A Floresta é definida como um organismo vivo: as instalações interagem com o vento, a luz, a neve e as estações, oferecendo uma fruição imersiva e sensorial da arte contemporânea. As obras convidam à pausa, à reflexão e ao contacto próximo com a matéria e a paisagem, tornando o visitante parte ativa no processo artístico.
A décima quinta edição inclui seis obras inéditas, duas performances e uma palestra multidisciplinar.
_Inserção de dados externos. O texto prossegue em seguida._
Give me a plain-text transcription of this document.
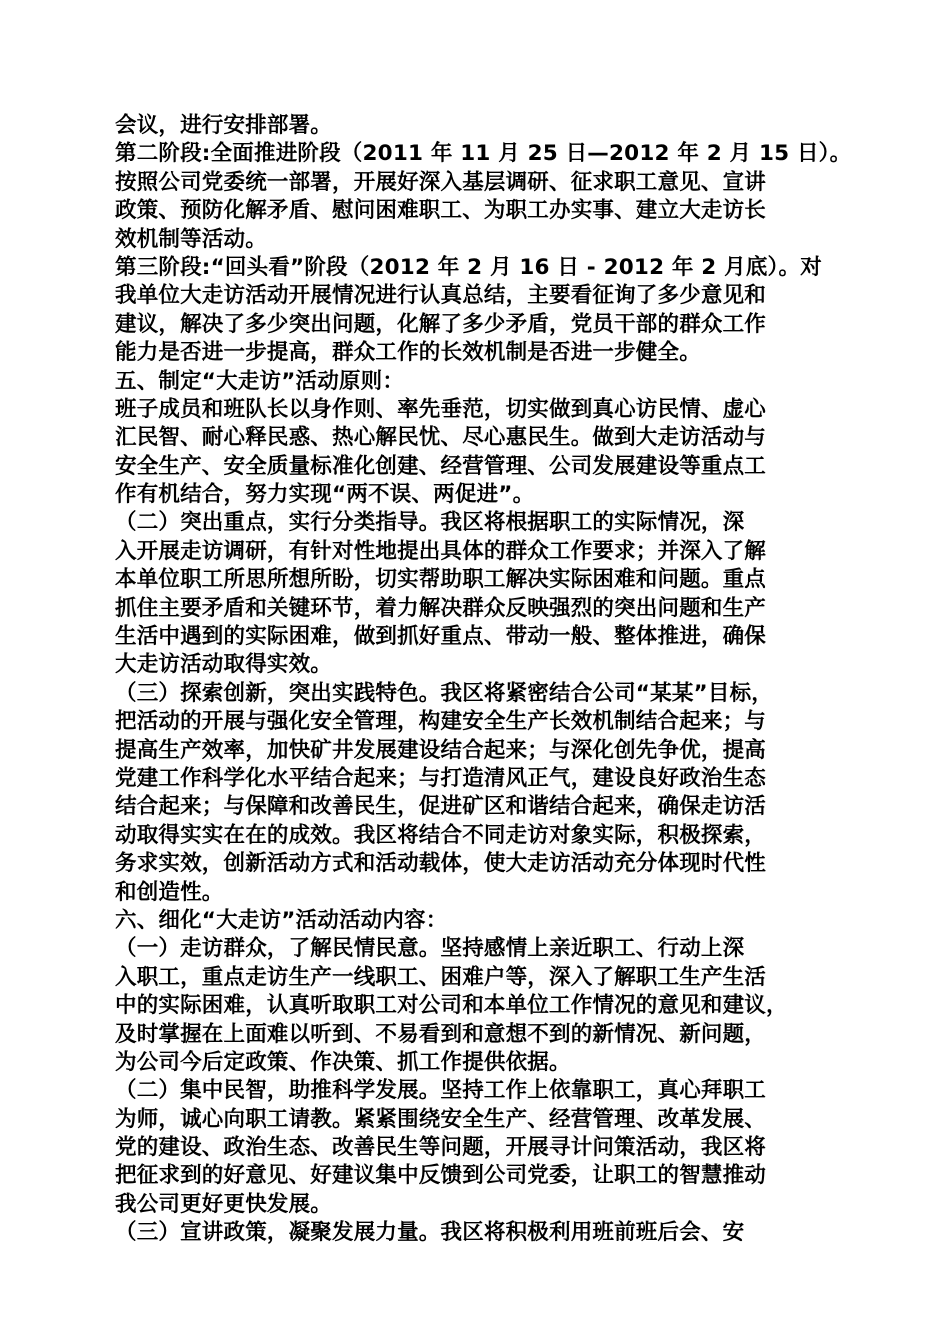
会议，进行安排部署。
第二阶段:全面推进阶段（2011 年 11 月 25 日—2012 年 2 月 15 日）。
按照公司党委统一部署，开展好深入基层调研、征求职工意见、宣讲
政策、预防化解矛盾、慰问困难职工、为职工办实事、建立大走访长
效机制等活动。
第三阶段:“回头看”阶段（2012 年 2 月 16 日 - 2012 年 2 月底）。对
我单位大走访活动开展情况进行认真总结，主要看征询了多少意见和
建议，解决了多少突出问题，化解了多少矛盾，党员干部的群众工作
能力是否进一步提高，群众工作的长效机制是否进一步健全。
五、制定“大走访”活动原则：
班子成员和班队长以身作则、率先垂范，切实做到真心访民情、虚心
汇民智、耐心释民惑、热心解民忧、尽心惠民生。做到大走访活动与
安全生产、安全质量标准化创建、经营管理、公司发展建设等重点工
作有机结合，努力实现“两不误、两促进”。
（二）突出重点，实行分类指导。我区将根据职工的实际情况，深
入开展走访调研，有针对性地提出具体的群众工作要求；并深入了解
本单位职工所思所想所盼，切实帮助职工解决实际困难和问题。重点
抓住主要矛盾和关键环节，着力解决群众反映强烈的突出问题和生产
生活中遇到的实际困难，做到抓好重点、带动一般、整体推进，确保
大走访活动取得实效。
（三）探索创新，突出实践特色。我区将紧密结合公司“某某”目标，
把活动的开展与强化安全管理，构建安全生产长效机制结合起来；与
提高生产效率，加快矿井发展建设结合起来；与深化创先争优，提高
党建工作科学化水平结合起来；与打造清风正气，建设良好政治生态
结合起来；与保障和改善民生，促进矿区和谐结合起来，确保走访活
动取得实实在在的成效。我区将结合不同走访对象实际，积极探索，
务求实效，创新活动方式和活动载体，使大走访活动充分体现时代性
和创造性。
六、细化“大走访”活动活动内容：
（一）走访群众，了解民情民意。坚持感情上亲近职工、行动上深
入职工，重点走访生产一线职工、困难户等，深入了解职工生产生活
中的实际困难，认真听取职工对公司和本单位工作情况的意见和建议，
及时掌握在上面难以听到、不易看到和意想不到的新情况、新问题，
为公司今后定政策、作决策、抓工作提供依据。
（二）集中民智，助推科学发展。坚持工作上依靠职工，真心拜职工
为师，诚心向职工请教。紧紧围绕安全生产、经营管理、改革发展、
党的建设、政治生态、改善民生等问题，开展寻计问策活动，我区将
把征求到的好意见、好建议集中反馈到公司党委，让职工的智慧推动
我公司更好更快发展。
（三）宣讲政策，凝聚发展力量。我区将积极利用班前班后会、安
Entre os protagonistas: Mauro Maurizio Palumbo com uma estrutura habitável que amplifica o sopro da floresta; Collettivo.Quarantotto com uma intervenção participativa que deixa vestígios temporários; Salvatore Piromalli com uma escultura de grandes dimensões dedicada à salamandra de fogo; Maria Neve Vallone com instalação poética sobre o conceito de limiar; Beatrice Valenza com uma microarquitetura sensorial; Paolo Infortuna com estrutura sonora modular.
Ilaria Notaro completa o grupo com uma textura ambiental que envolve troncos e clareiras; Andrea Foti com intervenção sonora e escultórica; TECHNE LAB com instalação interativa que reage aos visitantes e às variações climáticas.
A variedade de linguagens – escultura, tecelagem, tecnologia, land art – enriquece o percurso, consolidando o diálogo entre artistas, território e comunidade. O festival gera uma experiência cultural que não termina nos dias do evento, mas deixa marcas duradouras na paisagem e na memória coletiva.
A consulta pública está marcada para sexta-feira, 14 de agosto de 2026, às 18h30, no Bosco degli Artisti, Viale dei Faggi 66, Gambarie d’Aspromonte.